— Ahahahahahahah !
— Ben quoi « ahahahahahah » ? Tu pourrais pas dire bonjour comme tout le monde ?
— Ahahahahahahahahahahah !
— T’as bogué ou quoi ? Arrête un peu avec ton « ahahahahahahahah ». Faut pas perdre de temps, y’a du boulot. Et ferme ta bouche, c’est pas poli de rester la bouche ouverte devant une dame. Ni même devant qui que ce soit, je crois. En plus, on peut pas dire que ça t’embellisse de faire ça. Pourtant t’es plutôt pas mal comme garçon. Si j’avais dix ans de moins… bon, Freya, tu t’égares, recentre-toi un peu ma fille : la sorcière blanche est déjà passée. Dépêchons-nous.
Tobias pouvait à peine bouger, encore moins parler. Ça faisait beaucoup d’émotions en peu de temps et il devait digérer tout ce qui venait de survenir dans sa vie en un peu moins de cinq minutes. Il prit sur lui de respirer profondément trois ou quatre fois et fut en mesure de fermer sa bouche. Puis de la réouvrir.
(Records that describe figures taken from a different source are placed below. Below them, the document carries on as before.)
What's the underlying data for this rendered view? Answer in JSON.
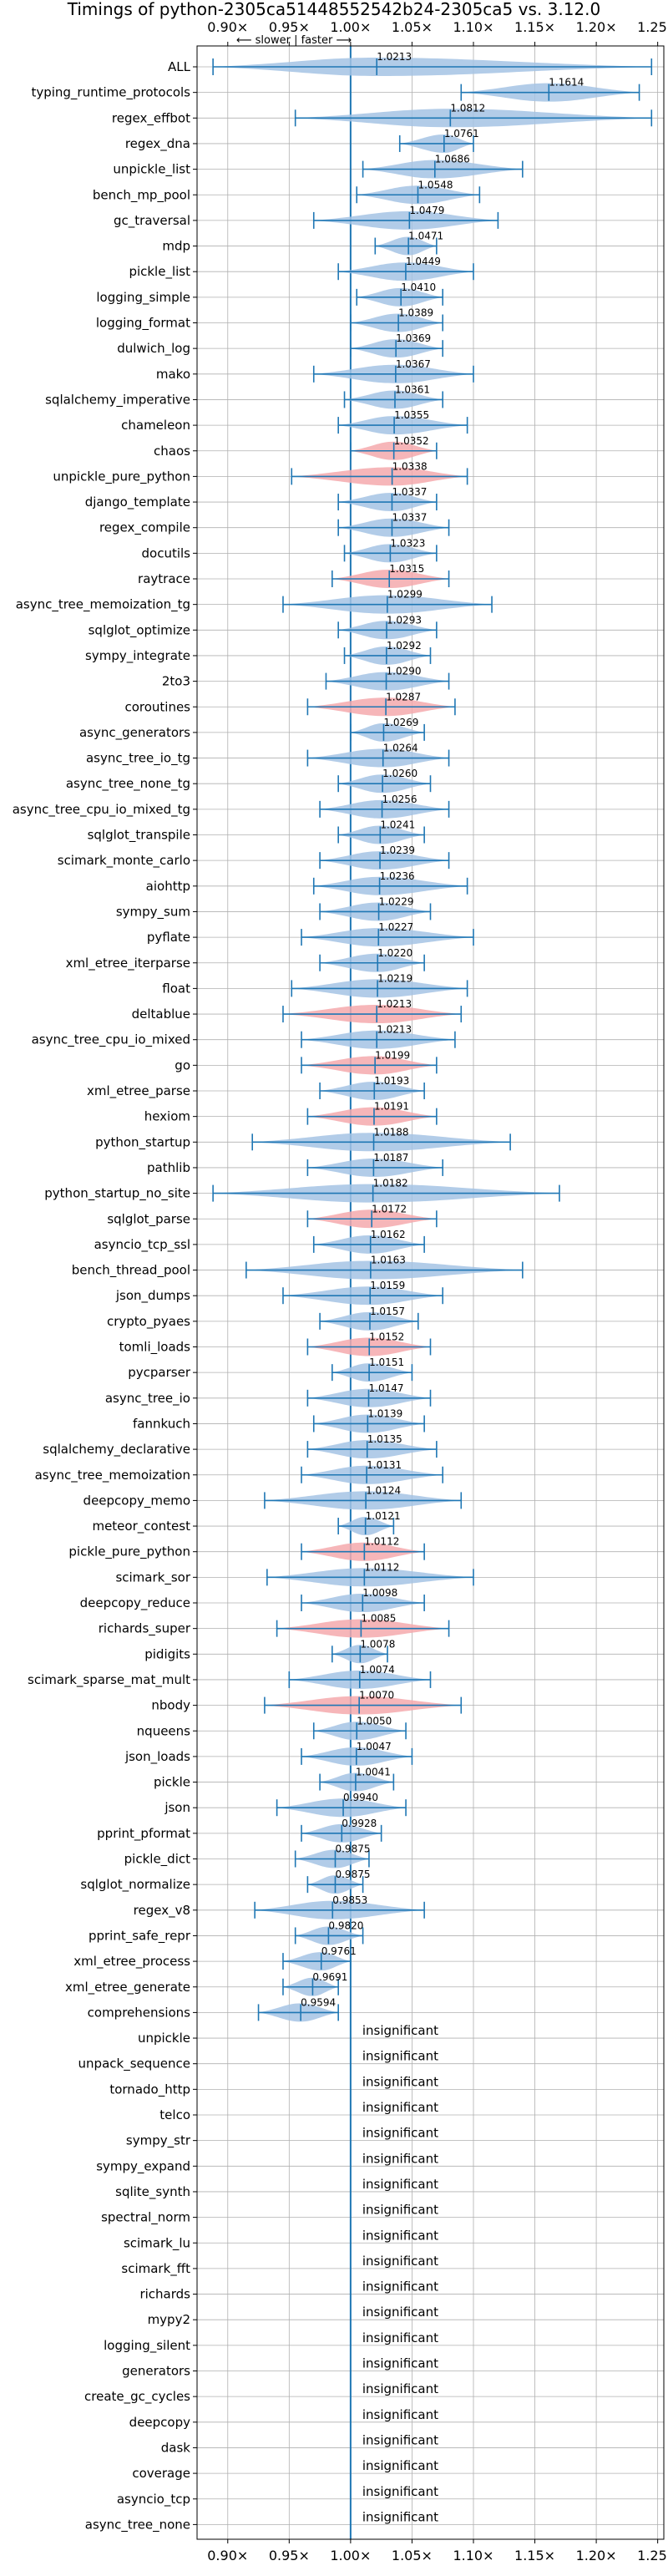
{
  "chart_data": {
    "type": "violin",
    "title": "Timings of python-2305ca51448552542b24-2305ca5 vs. 3.12.0",
    "direction_note": "⟵ slower | faster ⟶",
    "xlim": [
      0.875,
      1.255
    ],
    "x_ticks": [
      0.9,
      0.95,
      1.0,
      1.05,
      1.1,
      1.15,
      1.2,
      1.25
    ],
    "x_tick_labels": [
      "0.90×",
      "0.95×",
      "1.00×",
      "1.05×",
      "1.10×",
      "1.15×",
      "1.20×",
      "1.25×"
    ],
    "reference_line": 1.0,
    "colors": {
      "faster": "#a4c3e4",
      "slower": "#f4a9ad",
      "line": "#1f77b4",
      "grid": "#b0b0b0"
    },
    "insignificant_label": "insignificant",
    "benchmarks": [
      {
        "name": "ALL",
        "label": "1.0213",
        "mean": 1.0213,
        "min": 0.888,
        "max": 1.245,
        "color": "faster"
      },
      {
        "name": "typing_runtime_protocols",
        "label": "1.1614",
        "mean": 1.1614,
        "min": 1.09,
        "max": 1.235,
        "color": "faster"
      },
      {
        "name": "regex_effbot",
        "label": "1.0812",
        "mean": 1.0812,
        "min": 0.955,
        "max": 1.245,
        "color": "faster"
      },
      {
        "name": "regex_dna",
        "label": "1.0761",
        "mean": 1.0761,
        "min": 1.04,
        "max": 1.1,
        "color": "faster"
      },
      {
        "name": "unpickle_list",
        "label": "1.0686",
        "mean": 1.0686,
        "min": 1.01,
        "max": 1.14,
        "color": "faster"
      },
      {
        "name": "bench_mp_pool",
        "label": "1.0548",
        "mean": 1.0548,
        "min": 1.005,
        "max": 1.105,
        "color": "faster"
      },
      {
        "name": "gc_traversal",
        "label": "1.0479",
        "mean": 1.0479,
        "min": 0.97,
        "max": 1.12,
        "color": "faster"
      },
      {
        "name": "mdp",
        "label": "1.0471",
        "mean": 1.0471,
        "min": 1.02,
        "max": 1.07,
        "color": "faster"
      },
      {
        "name": "pickle_list",
        "label": "1.0449",
        "mean": 1.0449,
        "min": 0.99,
        "max": 1.1,
        "color": "faster"
      },
      {
        "name": "logging_simple",
        "label": "1.0410",
        "mean": 1.041,
        "min": 1.005,
        "max": 1.075,
        "color": "faster"
      },
      {
        "name": "logging_format",
        "label": "1.0389",
        "mean": 1.0389,
        "min": 1.0,
        "max": 1.075,
        "color": "faster"
      },
      {
        "name": "dulwich_log",
        "label": "1.0369",
        "mean": 1.0369,
        "min": 1.0,
        "max": 1.075,
        "color": "faster"
      },
      {
        "name": "mako",
        "label": "1.0367",
        "mean": 1.0367,
        "min": 0.97,
        "max": 1.1,
        "color": "faster"
      },
      {
        "name": "sqlalchemy_imperative",
        "label": "1.0361",
        "mean": 1.0361,
        "min": 0.995,
        "max": 1.075,
        "color": "faster"
      },
      {
        "name": "chameleon",
        "label": "1.0355",
        "mean": 1.0355,
        "min": 0.99,
        "max": 1.095,
        "color": "faster"
      },
      {
        "name": "chaos",
        "label": "1.0352",
        "mean": 1.0352,
        "min": 1.0,
        "max": 1.07,
        "color": "slower"
      },
      {
        "name": "unpickle_pure_python",
        "label": "1.0338",
        "mean": 1.0338,
        "min": 0.952,
        "max": 1.095,
        "color": "slower"
      },
      {
        "name": "django_template",
        "label": "1.0337",
        "mean": 1.0337,
        "min": 0.99,
        "max": 1.07,
        "color": "faster"
      },
      {
        "name": "regex_compile",
        "label": "1.0337",
        "mean": 1.0337,
        "min": 0.99,
        "max": 1.08,
        "color": "faster"
      },
      {
        "name": "docutils",
        "label": "1.0323",
        "mean": 1.0323,
        "min": 0.995,
        "max": 1.07,
        "color": "faster"
      },
      {
        "name": "raytrace",
        "label": "1.0315",
        "mean": 1.0315,
        "min": 0.985,
        "max": 1.08,
        "color": "slower"
      },
      {
        "name": "async_tree_memoization_tg",
        "label": "1.0299",
        "mean": 1.0299,
        "min": 0.945,
        "max": 1.115,
        "color": "faster"
      },
      {
        "name": "sqlglot_optimize",
        "label": "1.0293",
        "mean": 1.0293,
        "min": 0.99,
        "max": 1.07,
        "color": "faster"
      },
      {
        "name": "sympy_integrate",
        "label": "1.0292",
        "mean": 1.0292,
        "min": 0.995,
        "max": 1.065,
        "color": "faster"
      },
      {
        "name": "2to3",
        "label": "1.0290",
        "mean": 1.029,
        "min": 0.98,
        "max": 1.08,
        "color": "faster"
      },
      {
        "name": "coroutines",
        "label": "1.0287",
        "mean": 1.0287,
        "min": 0.965,
        "max": 1.085,
        "color": "slower"
      },
      {
        "name": "async_generators",
        "label": "1.0269",
        "mean": 1.0269,
        "min": 1.0,
        "max": 1.06,
        "color": "faster"
      },
      {
        "name": "async_tree_io_tg",
        "label": "1.0264",
        "mean": 1.0264,
        "min": 0.965,
        "max": 1.08,
        "color": "faster"
      },
      {
        "name": "async_tree_none_tg",
        "label": "1.0260",
        "mean": 1.026,
        "min": 0.99,
        "max": 1.065,
        "color": "faster"
      },
      {
        "name": "async_tree_cpu_io_mixed_tg",
        "label": "1.0256",
        "mean": 1.0256,
        "min": 0.975,
        "max": 1.08,
        "color": "faster"
      },
      {
        "name": "sqlglot_transpile",
        "label": "1.0241",
        "mean": 1.0241,
        "min": 0.99,
        "max": 1.06,
        "color": "faster"
      },
      {
        "name": "scimark_monte_carlo",
        "label": "1.0239",
        "mean": 1.0239,
        "min": 0.975,
        "max": 1.08,
        "color": "faster"
      },
      {
        "name": "aiohttp",
        "label": "1.0236",
        "mean": 1.0236,
        "min": 0.97,
        "max": 1.095,
        "color": "faster"
      },
      {
        "name": "sympy_sum",
        "label": "1.0229",
        "mean": 1.0229,
        "min": 0.975,
        "max": 1.065,
        "color": "faster"
      },
      {
        "name": "pyflate",
        "label": "1.0227",
        "mean": 1.0227,
        "min": 0.96,
        "max": 1.1,
        "color": "faster"
      },
      {
        "name": "xml_etree_iterparse",
        "label": "1.0220",
        "mean": 1.022,
        "min": 0.975,
        "max": 1.06,
        "color": "faster"
      },
      {
        "name": "float",
        "label": "1.0219",
        "mean": 1.0219,
        "min": 0.952,
        "max": 1.095,
        "color": "faster"
      },
      {
        "name": "deltablue",
        "label": "1.0213",
        "mean": 1.0213,
        "min": 0.945,
        "max": 1.09,
        "color": "slower"
      },
      {
        "name": "async_tree_cpu_io_mixed",
        "label": "1.0213",
        "mean": 1.0213,
        "min": 0.96,
        "max": 1.085,
        "color": "faster"
      },
      {
        "name": "go",
        "label": "1.0199",
        "mean": 1.0199,
        "min": 0.96,
        "max": 1.07,
        "color": "slower"
      },
      {
        "name": "xml_etree_parse",
        "label": "1.0193",
        "mean": 1.0193,
        "min": 0.975,
        "max": 1.06,
        "color": "faster"
      },
      {
        "name": "hexiom",
        "label": "1.0191",
        "mean": 1.0191,
        "min": 0.965,
        "max": 1.07,
        "color": "slower"
      },
      {
        "name": "python_startup",
        "label": "1.0188",
        "mean": 1.0188,
        "min": 0.92,
        "max": 1.13,
        "color": "faster"
      },
      {
        "name": "pathlib",
        "label": "1.0187",
        "mean": 1.0187,
        "min": 0.965,
        "max": 1.075,
        "color": "faster"
      },
      {
        "name": "python_startup_no_site",
        "label": "1.0182",
        "mean": 1.0182,
        "min": 0.888,
        "max": 1.17,
        "color": "faster"
      },
      {
        "name": "sqlglot_parse",
        "label": "1.0172",
        "mean": 1.0172,
        "min": 0.965,
        "max": 1.07,
        "color": "slower"
      },
      {
        "name": "asyncio_tcp_ssl",
        "label": "1.0162",
        "mean": 1.0162,
        "min": 0.97,
        "max": 1.06,
        "color": "faster"
      },
      {
        "name": "bench_thread_pool",
        "label": "1.0163",
        "mean": 1.0163,
        "min": 0.915,
        "max": 1.14,
        "color": "faster"
      },
      {
        "name": "json_dumps",
        "label": "1.0159",
        "mean": 1.0159,
        "min": 0.945,
        "max": 1.075,
        "color": "faster"
      },
      {
        "name": "crypto_pyaes",
        "label": "1.0157",
        "mean": 1.0157,
        "min": 0.975,
        "max": 1.055,
        "color": "faster"
      },
      {
        "name": "tomli_loads",
        "label": "1.0152",
        "mean": 1.0152,
        "min": 0.965,
        "max": 1.065,
        "color": "slower"
      },
      {
        "name": "pycparser",
        "label": "1.0151",
        "mean": 1.0151,
        "min": 0.985,
        "max": 1.05,
        "color": "faster"
      },
      {
        "name": "async_tree_io",
        "label": "1.0147",
        "mean": 1.0147,
        "min": 0.965,
        "max": 1.065,
        "color": "faster"
      },
      {
        "name": "fannkuch",
        "label": "1.0139",
        "mean": 1.0139,
        "min": 0.97,
        "max": 1.06,
        "color": "faster"
      },
      {
        "name": "sqlalchemy_declarative",
        "label": "1.0135",
        "mean": 1.0135,
        "min": 0.965,
        "max": 1.07,
        "color": "faster"
      },
      {
        "name": "async_tree_memoization",
        "label": "1.0131",
        "mean": 1.0131,
        "min": 0.96,
        "max": 1.075,
        "color": "faster"
      },
      {
        "name": "deepcopy_memo",
        "label": "1.0124",
        "mean": 1.0124,
        "min": 0.93,
        "max": 1.09,
        "color": "faster"
      },
      {
        "name": "meteor_contest",
        "label": "1.0121",
        "mean": 1.0121,
        "min": 0.99,
        "max": 1.035,
        "color": "faster"
      },
      {
        "name": "pickle_pure_python",
        "label": "1.0112",
        "mean": 1.0112,
        "min": 0.96,
        "max": 1.06,
        "color": "slower"
      },
      {
        "name": "scimark_sor",
        "label": "1.0112",
        "mean": 1.0112,
        "min": 0.932,
        "max": 1.1,
        "color": "faster"
      },
      {
        "name": "deepcopy_reduce",
        "label": "1.0098",
        "mean": 1.0098,
        "min": 0.96,
        "max": 1.06,
        "color": "faster"
      },
      {
        "name": "richards_super",
        "label": "1.0085",
        "mean": 1.0085,
        "min": 0.94,
        "max": 1.08,
        "color": "slower"
      },
      {
        "name": "pidigits",
        "label": "1.0078",
        "mean": 1.0078,
        "min": 0.985,
        "max": 1.03,
        "color": "faster"
      },
      {
        "name": "scimark_sparse_mat_mult",
        "label": "1.0074",
        "mean": 1.0074,
        "min": 0.95,
        "max": 1.065,
        "color": "faster"
      },
      {
        "name": "nbody",
        "label": "1.0070",
        "mean": 1.007,
        "min": 0.93,
        "max": 1.09,
        "color": "slower"
      },
      {
        "name": "nqueens",
        "label": "1.0050",
        "mean": 1.005,
        "min": 0.97,
        "max": 1.045,
        "color": "faster"
      },
      {
        "name": "json_loads",
        "label": "1.0047",
        "mean": 1.0047,
        "min": 0.96,
        "max": 1.05,
        "color": "faster"
      },
      {
        "name": "pickle",
        "label": "1.0041",
        "mean": 1.0041,
        "min": 0.975,
        "max": 1.035,
        "color": "faster"
      },
      {
        "name": "json",
        "label": "0.9940",
        "mean": 0.994,
        "min": 0.94,
        "max": 1.045,
        "color": "faster"
      },
      {
        "name": "pprint_pformat",
        "label": "0.9928",
        "mean": 0.9928,
        "min": 0.96,
        "max": 1.025,
        "color": "faster"
      },
      {
        "name": "pickle_dict",
        "label": "0.9875",
        "mean": 0.9875,
        "min": 0.955,
        "max": 1.015,
        "color": "faster"
      },
      {
        "name": "sqlglot_normalize",
        "label": "0.9875",
        "mean": 0.9875,
        "min": 0.965,
        "max": 1.01,
        "color": "faster"
      },
      {
        "name": "regex_v8",
        "label": "0.9853",
        "mean": 0.9853,
        "min": 0.922,
        "max": 1.06,
        "color": "faster"
      },
      {
        "name": "pprint_safe_repr",
        "label": "0.9820",
        "mean": 0.982,
        "min": 0.955,
        "max": 1.01,
        "color": "faster"
      },
      {
        "name": "xml_etree_process",
        "label": "0.9761",
        "mean": 0.9761,
        "min": 0.945,
        "max": 1.0,
        "color": "faster"
      },
      {
        "name": "xml_etree_generate",
        "label": "0.9691",
        "mean": 0.9691,
        "min": 0.945,
        "max": 0.99,
        "color": "faster"
      },
      {
        "name": "comprehensions",
        "label": "0.9594",
        "mean": 0.9594,
        "min": 0.925,
        "max": 0.99,
        "color": "faster"
      },
      {
        "name": "unpickle",
        "label": "insignificant",
        "insignificant": true
      },
      {
        "name": "unpack_sequence",
        "label": "insignificant",
        "insignificant": true
      },
      {
        "name": "tornado_http",
        "label": "insignificant",
        "insignificant": true
      },
      {
        "name": "telco",
        "label": "insignificant",
        "insignificant": true
      },
      {
        "name": "sympy_str",
        "label": "insignificant",
        "insignificant": true
      },
      {
        "name": "sympy_expand",
        "label": "insignificant",
        "insignificant": true
      },
      {
        "name": "sqlite_synth",
        "label": "insignificant",
        "insignificant": true
      },
      {
        "name": "spectral_norm",
        "label": "insignificant",
        "insignificant": true
      },
      {
        "name": "scimark_lu",
        "label": "insignificant",
        "insignificant": true
      },
      {
        "name": "scimark_fft",
        "label": "insignificant",
        "insignificant": true
      },
      {
        "name": "richards",
        "label": "insignificant",
        "insignificant": true
      },
      {
        "name": "mypy2",
        "label": "insignificant",
        "insignificant": true
      },
      {
        "name": "logging_silent",
        "label": "insignificant",
        "insignificant": true
      },
      {
        "name": "generators",
        "label": "insignificant",
        "insignificant": true
      },
      {
        "name": "create_gc_cycles",
        "label": "insignificant",
        "insignificant": true
      },
      {
        "name": "deepcopy",
        "label": "insignificant",
        "insignificant": true
      },
      {
        "name": "dask",
        "label": "insignificant",
        "insignificant": true
      },
      {
        "name": "coverage",
        "label": "insignificant",
        "insignificant": true
      },
      {
        "name": "asyncio_tcp",
        "label": "insignificant",
        "insignificant": true
      },
      {
        "name": "async_tree_none",
        "label": "insignificant",
        "insignificant": true
      }
    ]
  }
}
— Mais bordel de merde, qui êtes-vous ?
— C’est pas très élégant ça, Tobias ; il va falloir arrêter les grossièretés. Mais tu as raison, je dois faire les présentations. Assez vite, j’en ai peur, car il nous manque du temps pour aller tailler la bavette dans un salon de thé.
Elle souriait à Tobias, d’un grand sourire franc. Elle faisait de l’humour et manifestement, elle aimait ça.
Il était en face d’une jeune femme qui était certes un peu plus vieille que lui, mais pas autant qu’il l’aurait cru au premier abord. Elle devait avoir tout au plus vingt-cinq ans, c’était presque certain. Habillée d’un jean, d’un tee-shirt blanc et d’une paire de baskets ; des cheveux châtains mi-longs domptés par une queue de cheval, et une très jolie frange qui masquait à peine ses yeux verts.
— Moi c’est Freya, et on va régler cette histoire de kidnapping de ta sœur vite fait bien fait. Tes parents ne vont pas tarder à revenir de leurs courses alors vite, vite, vite !
— Heu vite ?
— Oui, vite. Écoute, j’ai pas le temps de tout t’expliquer, mais en gros : je suis ce qui correspond le plus à une « fée » ou quelque chose comme ça dans ton monde. Et j’ai besoin de toi.
— De moi ?
— Ah ! tu ne sais que poser des questions en fait ?
— Honnêtement, depuis à peu près quoi, dix minutes, je comprends rien à ce qu’il m’arrive. Ma sœur, kidnappée ? Mais par qui, pourquoi ?
— Une sorcière. Son nom est imprononçable dans ta langue. On va simplifier en disant « une sorcière ».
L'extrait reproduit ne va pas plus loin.